Sunday 13 November 2011
























The exhibition is called Painter of Moonlight.But it could just as well be Painter of the Gloaming.
What I love about Atkinson Grimshaw is that sense of something about to happen.
That Colin and Mary might appear in the Secret Garden of this Yorkshire house.
And I wonder why a woman and child have stopped in this muddy lane in the chilly dusk to gaze at a firelit bedroom window.
Was she cast out by her Victorian father for eloping with a ne'er-do-well who turned out to be married? Or is she a mill girl plucking up courage to confront her employer with his illegitimate child? There is a Wilkie Collins novel in every frame.
These are paintings of gaslit city streets and wet cobbles and snuff shops, of dead bracken and leaf mould ... so evocative that you can almost smell them.

And when the evening mist clothes the riverside with poetry, as with a veil, and the poor buildings lose themselves in the dim sky, and the tall chimneys become campanili, and the warehouses are palaces in the night, and the whole city hangs in the heavens, and fairyland is before us - then this wayfarer hastens home; the working man and the cultured one, the wise man and the one of pleasure cease to understand, as they ceased to see; and Nature, who for once has sung in tune, sings her exquisite song - to the artist alone.
(Underlined by the artist in his copy of Whistler's The Gentle Art of Making Enemies. Whistler thought that he was the inventor of nocturnes, 'Until I saw Grimmy's moonlight pictures.')

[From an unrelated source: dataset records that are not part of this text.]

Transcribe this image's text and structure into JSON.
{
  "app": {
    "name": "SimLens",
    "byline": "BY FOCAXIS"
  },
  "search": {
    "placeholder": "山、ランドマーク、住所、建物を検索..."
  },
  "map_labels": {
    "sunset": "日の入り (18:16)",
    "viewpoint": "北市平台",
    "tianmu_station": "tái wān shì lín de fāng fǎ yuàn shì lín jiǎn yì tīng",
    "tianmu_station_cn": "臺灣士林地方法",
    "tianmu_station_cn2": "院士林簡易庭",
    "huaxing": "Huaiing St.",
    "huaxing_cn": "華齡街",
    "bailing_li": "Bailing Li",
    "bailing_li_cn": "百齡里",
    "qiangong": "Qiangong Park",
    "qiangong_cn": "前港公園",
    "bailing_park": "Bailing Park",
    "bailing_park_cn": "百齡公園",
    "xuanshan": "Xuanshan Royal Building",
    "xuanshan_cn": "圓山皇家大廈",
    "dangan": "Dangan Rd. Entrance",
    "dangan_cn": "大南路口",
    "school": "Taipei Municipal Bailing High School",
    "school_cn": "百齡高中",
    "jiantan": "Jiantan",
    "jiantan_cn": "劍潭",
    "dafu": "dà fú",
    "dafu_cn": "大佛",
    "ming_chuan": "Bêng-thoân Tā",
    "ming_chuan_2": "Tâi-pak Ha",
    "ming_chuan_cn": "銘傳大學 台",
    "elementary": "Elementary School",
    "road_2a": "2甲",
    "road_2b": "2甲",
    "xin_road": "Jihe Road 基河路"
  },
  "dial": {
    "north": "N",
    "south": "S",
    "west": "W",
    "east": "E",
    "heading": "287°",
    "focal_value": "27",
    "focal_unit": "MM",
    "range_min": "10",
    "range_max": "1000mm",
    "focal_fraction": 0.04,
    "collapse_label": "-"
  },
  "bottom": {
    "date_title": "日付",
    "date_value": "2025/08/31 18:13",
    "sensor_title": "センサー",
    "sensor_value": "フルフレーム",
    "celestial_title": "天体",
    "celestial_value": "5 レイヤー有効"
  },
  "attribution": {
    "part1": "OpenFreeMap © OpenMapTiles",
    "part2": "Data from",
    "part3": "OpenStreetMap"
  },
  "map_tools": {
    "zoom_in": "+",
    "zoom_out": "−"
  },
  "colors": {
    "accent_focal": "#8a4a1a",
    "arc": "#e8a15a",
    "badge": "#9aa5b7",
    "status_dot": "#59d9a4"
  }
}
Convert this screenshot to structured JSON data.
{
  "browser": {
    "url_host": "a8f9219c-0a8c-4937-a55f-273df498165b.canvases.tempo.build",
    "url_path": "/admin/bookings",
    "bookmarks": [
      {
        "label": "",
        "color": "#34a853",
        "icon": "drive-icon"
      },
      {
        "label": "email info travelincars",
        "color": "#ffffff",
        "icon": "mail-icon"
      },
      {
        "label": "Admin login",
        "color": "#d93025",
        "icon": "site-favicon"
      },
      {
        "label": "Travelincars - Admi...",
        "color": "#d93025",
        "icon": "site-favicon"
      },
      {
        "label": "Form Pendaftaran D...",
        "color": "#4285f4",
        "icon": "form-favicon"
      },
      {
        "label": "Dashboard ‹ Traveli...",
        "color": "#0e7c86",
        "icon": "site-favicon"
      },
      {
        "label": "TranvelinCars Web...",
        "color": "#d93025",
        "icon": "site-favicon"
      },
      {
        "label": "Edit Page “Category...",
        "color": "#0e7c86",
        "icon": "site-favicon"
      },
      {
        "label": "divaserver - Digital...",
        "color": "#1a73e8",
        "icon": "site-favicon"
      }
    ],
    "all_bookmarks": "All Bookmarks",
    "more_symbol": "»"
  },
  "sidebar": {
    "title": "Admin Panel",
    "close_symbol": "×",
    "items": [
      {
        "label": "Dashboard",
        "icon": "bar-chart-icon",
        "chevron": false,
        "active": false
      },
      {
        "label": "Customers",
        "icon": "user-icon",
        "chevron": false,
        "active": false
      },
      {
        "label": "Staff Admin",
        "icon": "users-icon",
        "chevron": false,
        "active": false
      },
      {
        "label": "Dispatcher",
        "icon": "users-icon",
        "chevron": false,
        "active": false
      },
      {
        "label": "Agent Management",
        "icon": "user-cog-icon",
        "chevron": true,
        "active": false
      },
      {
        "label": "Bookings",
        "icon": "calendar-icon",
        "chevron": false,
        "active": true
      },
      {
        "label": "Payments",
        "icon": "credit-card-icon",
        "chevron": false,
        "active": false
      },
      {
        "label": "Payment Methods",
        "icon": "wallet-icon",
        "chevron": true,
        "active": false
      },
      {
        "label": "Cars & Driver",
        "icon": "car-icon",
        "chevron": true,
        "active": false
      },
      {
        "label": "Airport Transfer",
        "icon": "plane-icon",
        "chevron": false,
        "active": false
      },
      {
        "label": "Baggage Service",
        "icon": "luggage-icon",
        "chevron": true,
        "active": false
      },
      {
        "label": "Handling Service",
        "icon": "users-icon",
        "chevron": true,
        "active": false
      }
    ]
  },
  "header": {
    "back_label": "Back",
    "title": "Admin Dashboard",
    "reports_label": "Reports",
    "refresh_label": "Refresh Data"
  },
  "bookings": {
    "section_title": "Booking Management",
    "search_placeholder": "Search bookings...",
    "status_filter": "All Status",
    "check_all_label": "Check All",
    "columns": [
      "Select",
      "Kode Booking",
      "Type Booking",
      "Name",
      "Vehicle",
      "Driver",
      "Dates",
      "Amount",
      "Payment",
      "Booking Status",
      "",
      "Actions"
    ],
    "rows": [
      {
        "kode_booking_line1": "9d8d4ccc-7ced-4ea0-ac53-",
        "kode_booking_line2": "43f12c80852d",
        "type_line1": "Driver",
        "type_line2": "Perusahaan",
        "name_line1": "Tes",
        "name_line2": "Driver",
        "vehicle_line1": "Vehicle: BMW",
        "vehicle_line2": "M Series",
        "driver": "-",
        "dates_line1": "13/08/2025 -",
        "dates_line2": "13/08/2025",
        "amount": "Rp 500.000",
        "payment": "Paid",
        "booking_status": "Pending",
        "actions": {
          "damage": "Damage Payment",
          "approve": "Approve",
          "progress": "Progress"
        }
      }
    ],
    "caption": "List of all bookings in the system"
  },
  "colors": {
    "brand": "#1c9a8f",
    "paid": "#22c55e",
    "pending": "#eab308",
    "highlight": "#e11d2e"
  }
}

Grimmy's own life was a Wilkie Collins novel waiting to happen. (I'm quite prepared to judge Great Art on its merits alone, but this isn't Great Art and I do love a salacious Victorian story.)
He was an irascible, blustering father, married to his cousin Fanny who gave birth to 16 children although only six of them survived. Three children died of diphtheria in 1874.
Some time in the early 1880s, so his daughter recalled, 'It would be about that time that Pappa, who had been to the theatre, brought home with him a beautiful young woman to live with us and be his model! Poor mamma, careworn by much childbearing and the many griefs they had both shared, was deeply hurt and for the first time in my life, I heard angry voices as I clung terrified on her breast.'

Poor Fanny ... she must have been spitting mad when beautiful Agnes Leefe, with her handspan waist, posed naked as the goddess of autumn. And to add insult to injury, when Agnes died of lung disease in 1890 ... guess who ended up having to nurse her?

Atkinson Grimshaw died when he was only 57. By 1893, he had cancer and a mountain of debts and was painting in a frenzy. He painted all day long, seven days a week, completing picture after picture ... The day came when he could no longer stand at the easel. He crept upstairs to the magnificent Persian brass bed that he had bought, complete with silk hangings, not long before ... Once, in the last few hours, Grimshaw turned to his wife and whispered, 'No sun, no moon - no stars.'

And as no doubt you can tell, I was lapping up every melodramatic Victorian morsel ...
Before I went out into the gloaming and made my way home.

6 comments:

Noelle the dreamer said...

A most interesting post Mrs. Miniver's daughter!
One feels drawn into the story by the sheer description!
Thanks for sharing,

mary said...

Thank you, Noelle. lt was the perfect exhibition for a November afternoon, especially coming out to see St Paul's Cathedral lit up in the twilight - like another picture.

Cait O'Connor said...

The secind pic has such atmosphere. Great post, you have whetted my appetite.

Anonymous said...

What an interesting post! Thank you.

Darlene said...

Ooh, thanks for the link. I enjoyed those paintings so much that I forgot about my morning oatmeal bubbling away! And if I were Fanny there would have had to be a pinch of arsenic added to Atkinson's dinner every now and then.

mary said...

Thanks Cait, and Callmemadam: it was a very enjoyable exhibition should you get the chance to go.

Darlene, I knew you'd like it. And to rub it in even more, it's only around the corner from a branch of Bea's of Bloomsbury - tea and cakes with a view of St Paul's in the twilight. At least, if you crane your neck!